WW: Für die «Offshore-Leaks»-Recherchen haben Journalisten weltweit zusammengespannt. Welche Lehren können Journalisten aus der Affäre ziehen?
Dominique Strebel: Mit den Offshore-Leaks wurde eine Recherche-Qualität erreicht, die bisher nicht in Griffweite war. Zum ersten Mal fand ein globales Phänomen – das globalisierte Offshore-Business – einen ebenbürtigen Gegner – eben ein globales Netzwerk von Journalisten. Ein Netzwerk, das nicht nur über die Daten und die Kompetenz verfügte, diese aufzuarbeiten, sondern auch über die Journalisten, welche die Daten auf konkrete nationale und lokale Geschichten herunterbrechen. In der Schweiz sind die SonntagsZeitung und Le Matin Dimanche zum Handkuss gekommen. Das sind Medien, die den Recherche-Journalismus pflegen – etwa in Form des Recherche-Desks. Insofern zeigen die Offshore-Leaks: Nationale Medien müssen sich mit Recherche hervortun und sich international einen Namen machen. Nur so kommen sie bei grossen Geschichten zum Zug.
Medienunternehmen wie Tamedia können sich spezialisierte Recherche-Stellen leisten.
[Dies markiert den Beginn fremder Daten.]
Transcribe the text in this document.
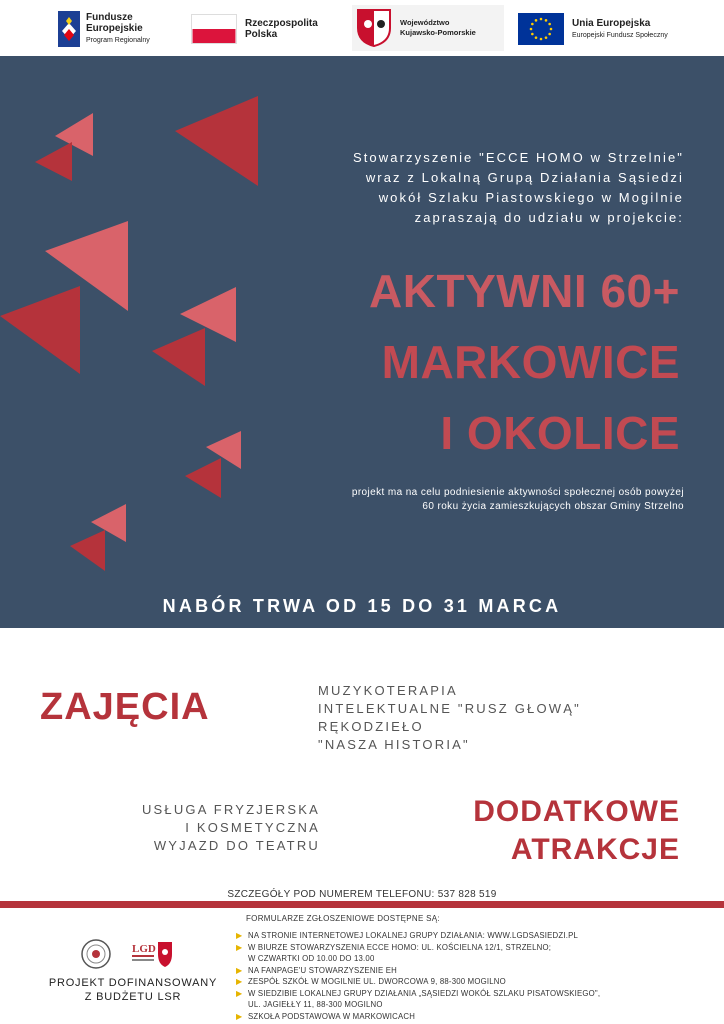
Fundusze
Europejskie
Program Regionalny
Rzeczpospolita
Polska
Województwo
Kujawsko-Pomorskie
Unia Europejska
Europejski Fundusz Społeczny
Stowarzyszenie "ECCE HOMO w Strzelnie"
wraz z Lokalną Grupą Działania Sąsiedzi
wokół Szlaku Piastowskiego w Mogilnie
zapraszają do udziału w projekcie:
AKTYWNI 60+
MARKOWICE
I OKOLICE
projekt ma na celu podniesienie aktywności społecznej osób powyżej
60 roku życia zamieszkujących obszar Gminy Strzelno
NABÓR TRWA OD 15 DO 31 MARCA
ZAJĘCIA	MUZYKOTERAPIA
INTELEKTUALNE "RUSZ GŁOWĄ"
RĘKODZIEŁO
"NASZA HISTORIA"
USŁUGA FRYZJERSKA
I KOSMETYCZNA
WYJAZD DO TEATRU
DODATKOWE
ATRAKCJE
SZCZEGÓŁY POD NUMEREM TELEFONU: 537 828 519
LGD
PROJEKT DOFINANSOWANY
Z BUDŻETU LSR
FORMULARZE ZGŁOSZENIOWE DOSTĘPNE SĄ:
▶ NA STRONIE INTERNETOWEJ LOKALNEJ GRUPY DZIAŁANIA: WWW.LGDSASIEDZI.PL
▶ W BIURZE STOWARZYSZENIA ECCE HOMO: UL. KOŚCIELNA 12/1, STRZELNO;
W CZWARTKI OD 10.00 DO 13.00
▶ NA FANPAGE'U STOWARZYSZENIE EH
▶ ZESPÓŁ SZKÓŁ W MOGILNIE UL. DWORCOWA 9, 88-300 MOGILNO
▶ W SIEDZIBIE LOKALNEJ GRUPY DZIAŁANIA „SĄSIEDZI WOKÓŁ SZLAKU PISATOWSKIEGO",
UL. JAGIEŁŁY 11, 88-300 MOGILNO
▶ SZKOŁA PODSTAWOWA W MARKOWICACH
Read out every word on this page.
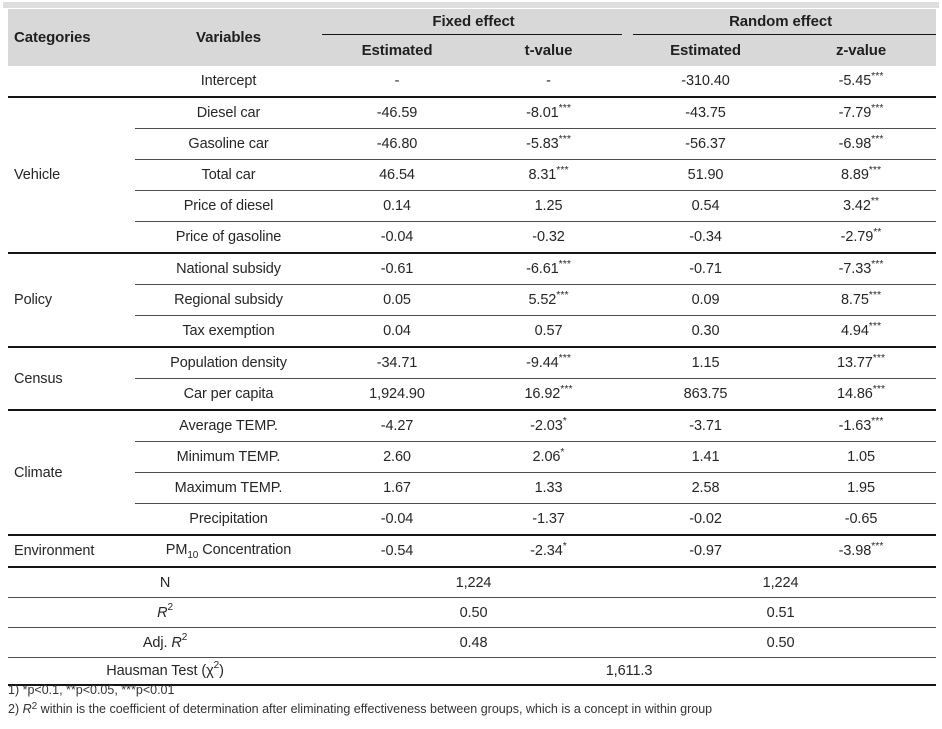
Categories	Variables	Fixed effect		Random effect	

		Estimated	t-value	Estimated	z-value
	Intercept	-	-	-310.40	-5.45***
Vehicle	Diesel car	-46.59	-8.01***	-43.75	-7.79***
	Gasoline car	-46.80	-5.83***	-56.37	-6.98***
	Total car	46.54	8.31***	51.90	8.89***
	Price of diesel	0.14	1.25	0.54	3.42**
	Price of gasoline	-0.04	-0.32	-0.34	-2.79**
Policy	National subsidy	-0.61	-6.61***	-0.71	-7.33***
	Regional subsidy	0.05	5.52***	0.09	8.75***
	Tax exemption	0.04	0.57	0.30	4.94***
Census	Population density	-34.71	-9.44***	1.15	13.77***
	Car per capita	1,924.90	16.92***	863.75	14.86***
Climate	Average TEMP.	-4.27	-2.03*	-3.71	-1.63***
	Minimum TEMP.	2.60	2.06*	1.41	1.05
	Maximum TEMP.	1.67	1.33	2.58	1.95
	Precipitation	-0.04	-1.37	-0.02	-0.65
Environment	$PM_{10}$ Concentration	-0.54	-2.34*	-0.97	-3.98***
N		1,224		1,224	
$R^2$		0.50		0.51	
Adj. $R^2$		0.48		0.50	
Hausman Test $(\chi^2)$		1,611.3			
1) *p<0.1, **p<0.05, ***p<0.01
2) $R^2$ within is the coefficient of determination after eliminating effectiveness between groups, which is a concept in within group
Wie fördern kleine Medientitel die Recherche?
Bei kleineren Medientiteln ist es wichtig, dass sich einzelne Journalisten in Richtung Recherche spezialisieren und dabei von Vorgesetzten und vom Verlag gefördert werden. Wichtig sind dabei aber auch Initiativen wie jene des Schweizer Recherche-Netzwerks Investigativ.ch. Es bündelt das Recherche- Wissen von 150 Journalistinnen und Journalisten, fördert den Austausch und unterstützt die Journalisten bei der Recherche.
Recherchierte Stories sind für Medientitel eine Möglichkeit, sich zu profilieren. Wie stellt Investigativ.ch sicher, dass dieser Recherche-Anreiz erhalten bleibt?
Die mehr als 150 Mitglieder von Investigativ.ch recherchieren nicht gemeinsam an Geschichten, sondern helfen einander auf der Ebene der Werkzeuge. Über Wissensaustausch, Checklisten, Musterbriefe für Einsichtsgesuche und über konkretes Coaching helfen sich diese Journalisten gegenseitig, damit Geschichten, die einer für sein Blatt verfolgt, wirklich realisiert werden können.